Monday, 14 April 2014

Gardening bliss

 

 is what I experienced when the first really warm week hit us in the beginning of March. The warm weather then promptly disappeared, as you might expect at our latitudes. I went on work with this untidy bush (picture from the last summer):


and turned it into this:


Better suited for a small yard and giving some space for my beloved herbs.

I moved here from a far bigger garden and took me a selection of perennials and some herbs as you can see from the sea of pots. 


We also got ourselves on the Allotment Society waiting list. People we know waited a bit over a year when they got theirs, so I was thinking that if I was as lucky, we would get one in the back of this coming summer. Surprisingly, the gardening stars aligned for us and we got our allotment on Sunday!

The allotment has some weeds, but I would say that it is in an easy category. The soil is beautiful, totally different kettle of fish from my old garden. I had a feel of it and saw some over wintered root veg and it is promising great yields!

The neighbour allotmenteer, whose nephew had ours, cleaned it for handover in January.


The people who it was offered to obviously didn't turn up, so we got it! (We must have been next ones on the list). By the way, the neighbour is a really lovely, retired gent, who immediately offered his gardening tools for our use, while he is not there using them. He also showed us around in his sheds and in his heated green house, where the tomato plants were almost a foot tall already! You can see his tidy allotment on the left side of the path.

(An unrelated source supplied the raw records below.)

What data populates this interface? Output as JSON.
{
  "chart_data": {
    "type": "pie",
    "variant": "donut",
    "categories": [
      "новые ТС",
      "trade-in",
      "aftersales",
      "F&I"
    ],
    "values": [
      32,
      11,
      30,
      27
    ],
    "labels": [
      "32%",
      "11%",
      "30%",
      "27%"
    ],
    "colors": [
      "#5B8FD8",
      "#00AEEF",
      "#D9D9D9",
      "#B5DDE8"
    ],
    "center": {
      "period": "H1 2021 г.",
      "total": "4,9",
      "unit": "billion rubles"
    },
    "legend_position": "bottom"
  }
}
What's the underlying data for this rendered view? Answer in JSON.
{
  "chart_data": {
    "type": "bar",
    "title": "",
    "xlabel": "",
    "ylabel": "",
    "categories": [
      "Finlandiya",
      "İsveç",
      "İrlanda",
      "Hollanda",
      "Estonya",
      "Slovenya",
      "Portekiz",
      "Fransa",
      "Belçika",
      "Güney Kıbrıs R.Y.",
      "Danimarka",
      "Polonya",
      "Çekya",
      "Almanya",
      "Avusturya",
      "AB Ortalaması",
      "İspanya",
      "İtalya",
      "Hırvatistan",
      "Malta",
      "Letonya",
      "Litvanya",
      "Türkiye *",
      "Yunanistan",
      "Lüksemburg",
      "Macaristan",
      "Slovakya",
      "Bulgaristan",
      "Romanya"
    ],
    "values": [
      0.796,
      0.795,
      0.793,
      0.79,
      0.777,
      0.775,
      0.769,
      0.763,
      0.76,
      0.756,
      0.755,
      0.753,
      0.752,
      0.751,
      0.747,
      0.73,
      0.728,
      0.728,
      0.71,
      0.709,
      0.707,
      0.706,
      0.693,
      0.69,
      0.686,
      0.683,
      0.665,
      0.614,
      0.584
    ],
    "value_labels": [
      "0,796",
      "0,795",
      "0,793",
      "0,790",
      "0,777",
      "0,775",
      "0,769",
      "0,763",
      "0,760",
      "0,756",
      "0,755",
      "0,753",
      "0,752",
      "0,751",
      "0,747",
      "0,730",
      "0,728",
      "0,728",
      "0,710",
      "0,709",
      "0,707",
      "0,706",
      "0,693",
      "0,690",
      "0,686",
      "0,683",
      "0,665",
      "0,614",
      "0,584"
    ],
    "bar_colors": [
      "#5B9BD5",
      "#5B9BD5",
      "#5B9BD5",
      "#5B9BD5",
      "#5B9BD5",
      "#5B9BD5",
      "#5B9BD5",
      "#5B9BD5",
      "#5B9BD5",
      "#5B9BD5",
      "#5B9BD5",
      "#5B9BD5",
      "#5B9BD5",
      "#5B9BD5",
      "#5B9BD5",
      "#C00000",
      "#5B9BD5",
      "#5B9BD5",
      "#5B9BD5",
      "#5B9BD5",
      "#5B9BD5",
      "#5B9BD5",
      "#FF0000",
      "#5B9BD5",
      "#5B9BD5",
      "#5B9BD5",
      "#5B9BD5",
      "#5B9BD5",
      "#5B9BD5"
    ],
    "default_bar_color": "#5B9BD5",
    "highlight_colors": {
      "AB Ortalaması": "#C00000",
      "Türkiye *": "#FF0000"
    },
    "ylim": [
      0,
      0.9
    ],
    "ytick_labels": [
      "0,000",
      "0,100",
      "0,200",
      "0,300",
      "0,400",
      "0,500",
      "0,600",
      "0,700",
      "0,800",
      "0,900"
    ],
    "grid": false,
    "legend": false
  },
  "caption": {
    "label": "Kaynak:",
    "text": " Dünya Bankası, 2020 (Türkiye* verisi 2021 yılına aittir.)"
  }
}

There is an amount of junk, which we need to get rid of. Amongst it a corrugated roofing sheet made of asbestos, which needs to be collected by the council. On the other hand there is a little potting shed cum green house:


All the allotment pictures are Elf Husband's. He also took one from the alley in the allotment. It looks like a shanty town and today someone was burning wood somewhere, so both visual and olfactory inputs lead us directly back to Africa. We share a gate with our neighbour allotmenteer. If you are not from the UK, this is how allotments often look like here; they are very much make do with what you can get for free or very cheaply.



2 comments:

Josie said...

Congratulations on getting the allotment, nothing beats 'home grown' veg. You have also done a fantastic job on the yard, it now looks a gorgeous place to sit on a sunny day. Finally, I really, really, love your new tiles!

Mama Elf said...

Thanks Josie! We had an "allotment" in our old garden, so I am familiar to growing veg, I just thought that this would be the season I might not have one.